Judge should have given basis for Kern ruling
Paula Llewellyn, Guest columnist
I refer to two recent Gleaner editorials, 'Resisting temptations' (March 26, 2014) and 'DPP going too far' (March 31, 2014), and the Bar Association president's guest column to The Gleaner (April 2, 2014) calling for clarification of my "post-acquittal pronounce-ments" on the Cuban light bulb trial.
In response to a media query on Nationwide that justice was not served, as I recall, I indicated that "I could understand the concern of some citizens who may feel that justice was not served".
In the normal course of proceedings, the court will hear evidence from the prosecution, then from the defence, and thereafter will deliver a verdict concerning the defendants. The case will be stopped at the midpoint if the prosecution offers no further evidence or the judge upholds a no-case submission.
In this matter, the prosecution closed its case after presenting 20 witnesses and 85 exhibits, including recordings between Messrs Rodney Chin and Kern Spencer, and banker's evidence with records unchallenged by the defence.
Multiple charges
There were 11 charges before the court. The Crown conceded we had not proved one of the charges against Coleen Wright, which would have left 10 charges remaining, spread between both accused, in respect of which the magistrate gave no reason for upholding the no-case submission.
Whereas a magistrate is not obliged to give reasons, it is the usual practice where a no-case submission is upheld. In Aqui v Pooran Maharaj (1983) 34 WIR 282, the Trinidad Court of Appeal held, allowing a prosecutor's appeal, that although no statutory provision expressly required a magistrate to state the reasons for his decision, the practice of doing so had grown up and been adhered to over the years so that it is now properly regarded as a rule of law. Thus, it is now a fundamental principle of justice that parties to litigation are entitled to know the reasons for the decision of a court of law.
The resident magistrate gave absolutely no reason for her ruling of less than 250 words after six years of trial. The Crown accepts and respects the judge's ruling, but we disagree with it on the basis of an erroneous application of law. It is in that context, given the legal requirements, that the "abundance of evidence" remark should be viewed.
It is the differences of opinion and interpretation between prosecutors and defence counsel, as well as between the judiciary and attorneys, which when reviewed by the appellate courts provide legal precedents on areas of the law. The DPP, unlike the attorney general, is completely shut out of that process because we have no right of appeal.
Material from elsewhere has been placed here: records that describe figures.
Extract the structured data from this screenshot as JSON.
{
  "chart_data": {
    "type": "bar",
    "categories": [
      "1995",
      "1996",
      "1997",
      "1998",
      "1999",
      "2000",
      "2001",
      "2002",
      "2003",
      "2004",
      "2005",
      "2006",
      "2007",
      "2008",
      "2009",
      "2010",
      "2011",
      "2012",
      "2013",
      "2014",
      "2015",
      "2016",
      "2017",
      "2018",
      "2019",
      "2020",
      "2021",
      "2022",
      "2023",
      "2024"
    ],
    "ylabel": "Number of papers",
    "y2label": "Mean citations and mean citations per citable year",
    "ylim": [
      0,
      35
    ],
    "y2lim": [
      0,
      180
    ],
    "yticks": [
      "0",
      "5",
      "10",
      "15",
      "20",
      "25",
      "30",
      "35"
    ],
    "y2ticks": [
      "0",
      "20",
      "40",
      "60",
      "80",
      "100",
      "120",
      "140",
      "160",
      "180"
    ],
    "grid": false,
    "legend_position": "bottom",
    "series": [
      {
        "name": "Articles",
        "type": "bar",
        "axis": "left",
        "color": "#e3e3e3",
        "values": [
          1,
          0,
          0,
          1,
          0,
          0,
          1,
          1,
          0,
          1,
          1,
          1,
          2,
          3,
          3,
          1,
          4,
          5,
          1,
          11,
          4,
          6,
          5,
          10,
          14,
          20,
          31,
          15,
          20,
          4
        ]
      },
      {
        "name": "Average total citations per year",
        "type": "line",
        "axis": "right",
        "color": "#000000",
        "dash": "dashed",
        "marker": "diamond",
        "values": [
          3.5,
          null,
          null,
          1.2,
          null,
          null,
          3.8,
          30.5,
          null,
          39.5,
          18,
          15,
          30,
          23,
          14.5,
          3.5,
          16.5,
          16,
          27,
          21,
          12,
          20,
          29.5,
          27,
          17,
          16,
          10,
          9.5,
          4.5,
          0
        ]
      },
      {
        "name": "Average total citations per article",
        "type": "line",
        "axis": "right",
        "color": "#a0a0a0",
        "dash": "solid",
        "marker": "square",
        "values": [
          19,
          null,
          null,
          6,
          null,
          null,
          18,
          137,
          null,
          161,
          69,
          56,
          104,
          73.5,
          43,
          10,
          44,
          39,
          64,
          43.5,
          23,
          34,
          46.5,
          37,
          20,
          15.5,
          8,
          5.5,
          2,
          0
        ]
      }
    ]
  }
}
Aspects of the defence's submission relating to pro-secutorial misconduct were rejected and materially decided in favour of the Crown by the Full Court and the Court of Appeal in the case of DPP v Senior Resident Magistrate for the Corporate Area [2012] JMC Full 3. In the Full Court judgment, Mr Justice E. Brown stated:
"Nothing has been placed before us resembling the pale shadow of prosecutorial mis-conduct. The charge of pro-secutorial misconduct remains a theory with a superstructure which awaits the excavation for its foundation."
The pendulum of justice must swing not only for the defendant, but also for the victim in every case, irrespective of who the parties are. The public's perception of justice is bolstered by transparency and account-ability from all stakeholders in the system. The "justice not being served" comment must be seen in the context of the public being as perplexed as the prosecution for the judge stopping the case at that midpoint stage in the face of all the available evidence and the law pertaining to the area.
wouldn't abuse process
I have been taken to task for having a driving ego. In the Bar Association's letter, I was reminded "that the office must be seen to prosecute, not persecute". Though the magistrate appealed the Full Court decision and refused to recuse herself, I nonetheless declined to use my constitutional powers to discontinue the matter by entering a nolle prosequi to stop the case and recommence it before another magistrate. In my judgement, to have done this would have been unethical and, given the circumstances, an abuse of the process of the court.
In the discharge of my duties, I cannot take account of personalities involved in any case. I have never in my 30 years' practice discussed the competence of any judge, magistrate, defence attorney, or colleague prosecutor in the public domain. It would be unprofessional to do so.
I pledge that I will continue to execute my functions with courtesy and respect for all, without fear or favour, and to do nothing that will place into disrepute the system which I love and am committed to serve.